Весной 1917 г. офицеры оказали значительное влияние на деятельность комитетов, сохраняли возможность командования подчиненными. Участие их в работе указанных учреждений в большинстве случаев стало продолжением служебной деятельности. Правда, выборные органы постепенно расширяли сферу своей компетенции, неуклонно снижалось влияние офицеров. Была введена выборность комсостава. Характерным явлением в обстановке на Черноморском флоте стали конфликты между нижними чинами и командирами. Истоки этого явления можно найти как в предшествующей истории вооруженных сил (социальное неравенство офицера и матроса, грубость со стороны командного состава), так и в конкретной ситуации на флоте 1917 г.: борьба офицеров за сохранение дисциплины, конфликт командования с выборными органами, месть со стороны нижних чинов за ранее наложенные взыскания, подозрения в контрреволюционности и др.[146]
Судя по заявлениям А. В. Колчака на допросе в 1920 г., положение начало меняться в апреле 1917 г. – вместе с приездом на Черноморский флот депутаций с Балтийского флота[147]. Адмирал Колчак констатировал, что на Черноморский флот «хлынула масса самых подозрительных и неопределенных типов, началось ведение совершенно определенной пропаганды, направленной к развалу флота, начали обвинять офицеров в империализме, в обслуживании интересов буржуазии»[148]. О том же написал в своих воспоминаниях морской офицер Н. А. Монастырев. По его свидетельству, «на базах Черноморского флота появились подстрекатели и убийцы, прибывшие с Балтики (революционные матросы – большевистские агитаторы-пораженцы. – С.В.). Они яростно и открыто начали агитировать против адмирала Колчака и вообще против офицеров как таковых. “Почему вы еще терпите офицеров – этих врагов народа, которые ради собственной выгоды стремятся затянуть братоубийственную войну? Они всегда были опорой трона, а потому являются злейшими врагами революции! Не верьте им! Посмотрите, чего мы достигли на Балтике, перерезав этих гадов! Хватит войны! Немцы – это наши друзья, и мы хотим жить с ними в мире. Да здравствует всеобщая свобода! Мы, большевики, укажем вам правильный [курс]!” Результаты подобной агитации не замедлили сказаться.
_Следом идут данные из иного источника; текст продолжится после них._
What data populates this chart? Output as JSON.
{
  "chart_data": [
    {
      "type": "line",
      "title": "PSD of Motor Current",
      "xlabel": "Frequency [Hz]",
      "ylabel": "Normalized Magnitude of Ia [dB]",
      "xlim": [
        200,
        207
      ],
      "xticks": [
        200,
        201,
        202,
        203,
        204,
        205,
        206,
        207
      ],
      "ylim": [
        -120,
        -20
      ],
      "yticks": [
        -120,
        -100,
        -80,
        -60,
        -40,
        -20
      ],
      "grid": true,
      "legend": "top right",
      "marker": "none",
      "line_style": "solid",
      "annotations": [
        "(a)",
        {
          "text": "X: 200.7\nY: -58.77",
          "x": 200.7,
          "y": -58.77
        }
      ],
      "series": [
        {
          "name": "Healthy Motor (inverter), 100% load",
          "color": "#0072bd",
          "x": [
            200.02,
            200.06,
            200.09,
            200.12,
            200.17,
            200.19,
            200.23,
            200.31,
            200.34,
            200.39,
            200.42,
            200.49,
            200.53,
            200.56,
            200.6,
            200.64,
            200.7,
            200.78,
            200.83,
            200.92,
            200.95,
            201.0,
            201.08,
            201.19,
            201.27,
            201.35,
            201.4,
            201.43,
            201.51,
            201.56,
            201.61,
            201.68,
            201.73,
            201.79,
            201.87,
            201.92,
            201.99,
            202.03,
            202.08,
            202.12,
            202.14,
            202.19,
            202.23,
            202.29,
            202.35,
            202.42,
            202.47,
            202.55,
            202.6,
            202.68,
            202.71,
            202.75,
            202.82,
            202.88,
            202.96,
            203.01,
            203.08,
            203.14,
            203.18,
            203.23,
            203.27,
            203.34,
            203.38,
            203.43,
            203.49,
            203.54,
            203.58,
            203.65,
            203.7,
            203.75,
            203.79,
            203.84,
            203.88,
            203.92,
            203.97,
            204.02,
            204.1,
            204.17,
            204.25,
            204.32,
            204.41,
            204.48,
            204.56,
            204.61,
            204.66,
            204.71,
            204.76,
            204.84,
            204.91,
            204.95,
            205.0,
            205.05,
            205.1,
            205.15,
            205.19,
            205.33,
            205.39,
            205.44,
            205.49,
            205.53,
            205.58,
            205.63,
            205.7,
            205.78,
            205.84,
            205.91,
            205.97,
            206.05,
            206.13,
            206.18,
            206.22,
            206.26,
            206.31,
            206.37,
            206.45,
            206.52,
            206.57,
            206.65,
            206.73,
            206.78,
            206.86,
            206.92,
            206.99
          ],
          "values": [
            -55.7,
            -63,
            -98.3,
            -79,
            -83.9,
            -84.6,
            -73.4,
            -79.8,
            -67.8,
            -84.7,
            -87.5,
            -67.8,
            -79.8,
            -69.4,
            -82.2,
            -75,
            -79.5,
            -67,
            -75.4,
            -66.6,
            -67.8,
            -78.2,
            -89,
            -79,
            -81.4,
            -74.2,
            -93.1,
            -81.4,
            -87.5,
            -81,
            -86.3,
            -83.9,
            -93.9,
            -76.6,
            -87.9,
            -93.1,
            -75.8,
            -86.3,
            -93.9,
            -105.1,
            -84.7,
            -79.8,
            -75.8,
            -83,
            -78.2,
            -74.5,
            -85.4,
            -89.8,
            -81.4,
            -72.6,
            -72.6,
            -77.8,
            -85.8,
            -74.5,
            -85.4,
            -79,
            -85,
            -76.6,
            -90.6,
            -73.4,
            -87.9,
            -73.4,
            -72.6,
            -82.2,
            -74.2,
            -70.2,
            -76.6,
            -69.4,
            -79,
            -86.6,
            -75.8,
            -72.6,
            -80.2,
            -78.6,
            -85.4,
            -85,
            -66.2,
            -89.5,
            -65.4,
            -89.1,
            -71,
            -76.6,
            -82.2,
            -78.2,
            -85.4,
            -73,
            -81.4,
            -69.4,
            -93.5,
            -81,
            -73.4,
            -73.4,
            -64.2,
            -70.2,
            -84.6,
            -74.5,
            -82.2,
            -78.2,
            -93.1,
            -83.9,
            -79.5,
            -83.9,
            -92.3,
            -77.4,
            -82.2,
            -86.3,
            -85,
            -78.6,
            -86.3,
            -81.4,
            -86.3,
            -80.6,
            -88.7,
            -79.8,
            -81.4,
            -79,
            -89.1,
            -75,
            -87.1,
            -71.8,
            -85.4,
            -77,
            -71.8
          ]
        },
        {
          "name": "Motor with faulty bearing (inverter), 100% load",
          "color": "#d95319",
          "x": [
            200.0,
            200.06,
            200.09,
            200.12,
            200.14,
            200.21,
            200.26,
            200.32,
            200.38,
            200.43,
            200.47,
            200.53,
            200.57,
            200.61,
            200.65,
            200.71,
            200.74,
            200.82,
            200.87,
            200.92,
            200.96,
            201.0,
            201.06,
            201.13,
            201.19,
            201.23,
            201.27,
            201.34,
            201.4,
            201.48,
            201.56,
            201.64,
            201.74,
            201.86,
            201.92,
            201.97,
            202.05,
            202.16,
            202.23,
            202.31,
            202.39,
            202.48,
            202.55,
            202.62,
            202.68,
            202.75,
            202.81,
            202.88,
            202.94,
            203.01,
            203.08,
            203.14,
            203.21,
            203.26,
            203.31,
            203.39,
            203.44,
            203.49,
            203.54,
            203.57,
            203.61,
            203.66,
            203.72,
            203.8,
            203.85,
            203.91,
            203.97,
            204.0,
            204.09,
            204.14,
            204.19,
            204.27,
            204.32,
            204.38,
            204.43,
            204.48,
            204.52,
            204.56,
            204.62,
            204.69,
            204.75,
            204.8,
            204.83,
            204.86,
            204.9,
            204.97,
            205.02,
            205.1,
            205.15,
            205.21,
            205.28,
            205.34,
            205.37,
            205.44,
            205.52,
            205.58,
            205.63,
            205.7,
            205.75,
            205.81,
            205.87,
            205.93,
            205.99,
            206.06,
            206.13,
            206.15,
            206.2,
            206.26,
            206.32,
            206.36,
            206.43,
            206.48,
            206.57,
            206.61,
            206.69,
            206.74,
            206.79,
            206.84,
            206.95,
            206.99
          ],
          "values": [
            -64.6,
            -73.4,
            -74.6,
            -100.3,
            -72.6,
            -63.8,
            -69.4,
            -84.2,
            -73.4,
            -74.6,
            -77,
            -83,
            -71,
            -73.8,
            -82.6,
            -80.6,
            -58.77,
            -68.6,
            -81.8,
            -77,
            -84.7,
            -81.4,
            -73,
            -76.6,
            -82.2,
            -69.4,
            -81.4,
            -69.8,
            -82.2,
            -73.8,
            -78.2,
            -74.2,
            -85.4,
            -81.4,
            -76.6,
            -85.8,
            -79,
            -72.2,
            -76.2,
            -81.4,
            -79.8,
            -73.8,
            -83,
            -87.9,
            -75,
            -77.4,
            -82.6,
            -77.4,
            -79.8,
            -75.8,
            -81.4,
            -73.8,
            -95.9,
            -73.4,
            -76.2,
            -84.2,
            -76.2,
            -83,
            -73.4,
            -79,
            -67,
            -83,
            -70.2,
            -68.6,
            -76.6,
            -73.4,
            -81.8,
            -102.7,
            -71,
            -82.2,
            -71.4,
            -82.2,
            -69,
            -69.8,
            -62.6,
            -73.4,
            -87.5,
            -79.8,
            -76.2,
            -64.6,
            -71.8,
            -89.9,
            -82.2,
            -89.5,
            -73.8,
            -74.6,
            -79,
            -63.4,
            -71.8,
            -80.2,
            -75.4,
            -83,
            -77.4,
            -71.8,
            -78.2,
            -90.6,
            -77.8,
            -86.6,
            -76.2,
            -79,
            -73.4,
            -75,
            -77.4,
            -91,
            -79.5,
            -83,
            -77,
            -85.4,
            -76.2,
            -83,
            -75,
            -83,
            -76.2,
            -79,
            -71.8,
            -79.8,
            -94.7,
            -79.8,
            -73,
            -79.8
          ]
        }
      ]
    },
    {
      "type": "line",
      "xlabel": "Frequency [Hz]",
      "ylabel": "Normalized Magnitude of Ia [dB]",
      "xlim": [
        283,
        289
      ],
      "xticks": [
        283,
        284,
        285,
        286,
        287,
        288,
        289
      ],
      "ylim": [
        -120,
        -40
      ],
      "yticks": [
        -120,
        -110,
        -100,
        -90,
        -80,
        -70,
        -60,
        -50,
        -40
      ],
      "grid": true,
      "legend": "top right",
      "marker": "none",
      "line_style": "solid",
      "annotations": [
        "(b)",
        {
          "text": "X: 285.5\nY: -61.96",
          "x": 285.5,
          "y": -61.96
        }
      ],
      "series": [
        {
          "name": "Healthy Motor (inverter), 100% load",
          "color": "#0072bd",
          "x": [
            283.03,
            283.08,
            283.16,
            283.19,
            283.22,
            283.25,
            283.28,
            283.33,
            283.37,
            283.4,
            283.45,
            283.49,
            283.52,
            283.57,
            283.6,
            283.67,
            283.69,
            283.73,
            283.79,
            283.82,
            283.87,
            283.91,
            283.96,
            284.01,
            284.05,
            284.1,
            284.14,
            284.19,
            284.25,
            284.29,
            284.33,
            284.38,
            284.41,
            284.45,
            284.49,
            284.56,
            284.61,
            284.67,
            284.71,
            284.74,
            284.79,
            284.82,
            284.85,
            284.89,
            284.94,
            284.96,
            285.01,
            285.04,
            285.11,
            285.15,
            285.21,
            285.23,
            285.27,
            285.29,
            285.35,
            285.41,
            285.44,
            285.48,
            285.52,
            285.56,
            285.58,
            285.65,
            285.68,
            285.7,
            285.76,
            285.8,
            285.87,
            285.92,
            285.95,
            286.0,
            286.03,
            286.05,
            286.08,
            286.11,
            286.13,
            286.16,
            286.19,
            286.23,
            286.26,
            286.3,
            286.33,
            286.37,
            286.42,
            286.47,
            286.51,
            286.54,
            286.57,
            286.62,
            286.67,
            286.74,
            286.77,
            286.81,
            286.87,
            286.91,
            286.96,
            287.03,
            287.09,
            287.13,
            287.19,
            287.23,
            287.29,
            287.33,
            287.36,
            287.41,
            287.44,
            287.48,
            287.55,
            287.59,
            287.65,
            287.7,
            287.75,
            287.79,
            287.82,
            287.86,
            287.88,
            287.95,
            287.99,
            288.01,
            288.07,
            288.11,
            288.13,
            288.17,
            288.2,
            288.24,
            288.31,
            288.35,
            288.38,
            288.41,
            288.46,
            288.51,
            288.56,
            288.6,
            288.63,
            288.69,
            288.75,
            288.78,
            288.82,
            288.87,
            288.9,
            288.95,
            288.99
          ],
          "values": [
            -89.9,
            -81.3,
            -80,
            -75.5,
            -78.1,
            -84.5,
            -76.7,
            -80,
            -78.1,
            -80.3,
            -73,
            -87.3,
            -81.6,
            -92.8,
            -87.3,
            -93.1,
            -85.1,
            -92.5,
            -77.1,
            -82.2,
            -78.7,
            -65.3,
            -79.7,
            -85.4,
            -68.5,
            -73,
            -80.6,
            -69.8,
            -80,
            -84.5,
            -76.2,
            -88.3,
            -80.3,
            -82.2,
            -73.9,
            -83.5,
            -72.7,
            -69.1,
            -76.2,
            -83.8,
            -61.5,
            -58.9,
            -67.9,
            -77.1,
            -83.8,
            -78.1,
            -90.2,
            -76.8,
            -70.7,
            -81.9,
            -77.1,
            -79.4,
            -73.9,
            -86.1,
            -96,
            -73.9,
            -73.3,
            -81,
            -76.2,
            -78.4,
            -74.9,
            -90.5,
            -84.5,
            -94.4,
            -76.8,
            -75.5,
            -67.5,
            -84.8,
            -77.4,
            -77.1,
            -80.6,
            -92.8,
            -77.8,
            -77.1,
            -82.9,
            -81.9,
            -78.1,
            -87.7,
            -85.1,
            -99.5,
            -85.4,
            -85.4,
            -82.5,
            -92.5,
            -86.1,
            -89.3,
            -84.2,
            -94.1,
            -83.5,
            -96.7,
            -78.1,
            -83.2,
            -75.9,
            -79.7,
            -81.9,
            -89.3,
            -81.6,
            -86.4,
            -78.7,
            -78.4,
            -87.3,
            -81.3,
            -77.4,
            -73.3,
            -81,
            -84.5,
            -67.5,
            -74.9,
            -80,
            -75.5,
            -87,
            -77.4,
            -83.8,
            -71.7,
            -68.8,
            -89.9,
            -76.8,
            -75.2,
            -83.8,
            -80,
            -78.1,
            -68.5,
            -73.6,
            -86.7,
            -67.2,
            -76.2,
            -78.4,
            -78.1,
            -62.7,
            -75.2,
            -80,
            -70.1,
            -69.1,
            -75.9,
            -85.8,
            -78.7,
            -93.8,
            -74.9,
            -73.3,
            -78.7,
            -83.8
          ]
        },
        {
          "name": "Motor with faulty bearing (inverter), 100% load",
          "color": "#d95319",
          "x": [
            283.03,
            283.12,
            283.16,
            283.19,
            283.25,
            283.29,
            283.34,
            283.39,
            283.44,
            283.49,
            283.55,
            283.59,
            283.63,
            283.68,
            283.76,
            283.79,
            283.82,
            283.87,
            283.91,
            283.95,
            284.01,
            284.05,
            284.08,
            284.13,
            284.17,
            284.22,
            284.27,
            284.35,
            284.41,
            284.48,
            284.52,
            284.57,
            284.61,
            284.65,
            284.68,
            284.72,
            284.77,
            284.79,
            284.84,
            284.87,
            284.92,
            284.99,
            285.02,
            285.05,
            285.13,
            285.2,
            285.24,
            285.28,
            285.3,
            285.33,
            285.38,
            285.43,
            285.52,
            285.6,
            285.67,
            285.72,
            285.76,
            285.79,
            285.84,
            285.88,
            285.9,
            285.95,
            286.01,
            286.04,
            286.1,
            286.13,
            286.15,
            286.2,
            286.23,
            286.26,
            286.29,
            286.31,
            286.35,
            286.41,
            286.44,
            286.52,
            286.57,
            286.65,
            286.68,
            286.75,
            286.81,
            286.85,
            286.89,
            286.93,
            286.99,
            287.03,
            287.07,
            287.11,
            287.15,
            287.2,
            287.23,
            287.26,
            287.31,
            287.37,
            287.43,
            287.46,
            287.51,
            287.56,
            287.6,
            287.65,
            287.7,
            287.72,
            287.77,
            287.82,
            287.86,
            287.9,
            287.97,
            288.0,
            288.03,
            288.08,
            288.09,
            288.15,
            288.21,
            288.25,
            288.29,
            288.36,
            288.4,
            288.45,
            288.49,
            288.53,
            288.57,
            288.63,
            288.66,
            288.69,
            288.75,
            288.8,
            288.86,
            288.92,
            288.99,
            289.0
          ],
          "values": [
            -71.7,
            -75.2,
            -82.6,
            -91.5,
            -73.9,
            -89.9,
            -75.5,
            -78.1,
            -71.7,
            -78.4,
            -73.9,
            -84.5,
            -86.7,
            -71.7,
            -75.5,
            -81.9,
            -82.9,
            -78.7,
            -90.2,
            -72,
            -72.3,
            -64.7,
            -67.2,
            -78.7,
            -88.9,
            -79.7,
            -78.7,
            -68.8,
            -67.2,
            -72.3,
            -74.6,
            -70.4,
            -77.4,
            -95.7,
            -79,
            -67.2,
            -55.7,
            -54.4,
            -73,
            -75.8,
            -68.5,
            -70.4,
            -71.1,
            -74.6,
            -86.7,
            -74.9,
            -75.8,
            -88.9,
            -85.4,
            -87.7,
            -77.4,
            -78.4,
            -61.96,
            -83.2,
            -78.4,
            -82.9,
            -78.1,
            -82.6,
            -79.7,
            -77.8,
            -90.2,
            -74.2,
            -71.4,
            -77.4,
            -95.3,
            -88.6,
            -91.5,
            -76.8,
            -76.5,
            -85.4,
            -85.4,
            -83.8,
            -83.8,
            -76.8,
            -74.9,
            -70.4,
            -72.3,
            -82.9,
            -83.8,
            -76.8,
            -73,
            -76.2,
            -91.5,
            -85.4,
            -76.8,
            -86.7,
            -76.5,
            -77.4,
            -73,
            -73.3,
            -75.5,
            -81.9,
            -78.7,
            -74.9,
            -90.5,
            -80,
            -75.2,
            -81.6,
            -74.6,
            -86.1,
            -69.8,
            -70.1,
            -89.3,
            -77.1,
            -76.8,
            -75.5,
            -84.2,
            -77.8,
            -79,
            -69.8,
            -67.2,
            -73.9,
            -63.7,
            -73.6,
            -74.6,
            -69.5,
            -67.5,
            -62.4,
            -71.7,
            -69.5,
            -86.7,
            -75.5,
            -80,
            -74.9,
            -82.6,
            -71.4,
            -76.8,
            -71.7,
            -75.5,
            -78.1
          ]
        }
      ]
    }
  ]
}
На офицеров действительно стали смотреть как на врагов государства»[149]. А. И. Верховский, воспоминания которого носят неизгладимый отпечаток самоцензуры и цензуры, ограничился лишенной подробностей констатацией того факта, что контр-адмирал «был бессилен, окруженный только своими офицерами»[150]. Впрочем, положение А. В. Колчака несколько скрашивало то обстоятельство, что «массовую базу» ему создавали эсеры: «Живые и энергичные агитаторы сновали по кораблям, превознося и военные таланты адмирала, и его преданность революции»[151].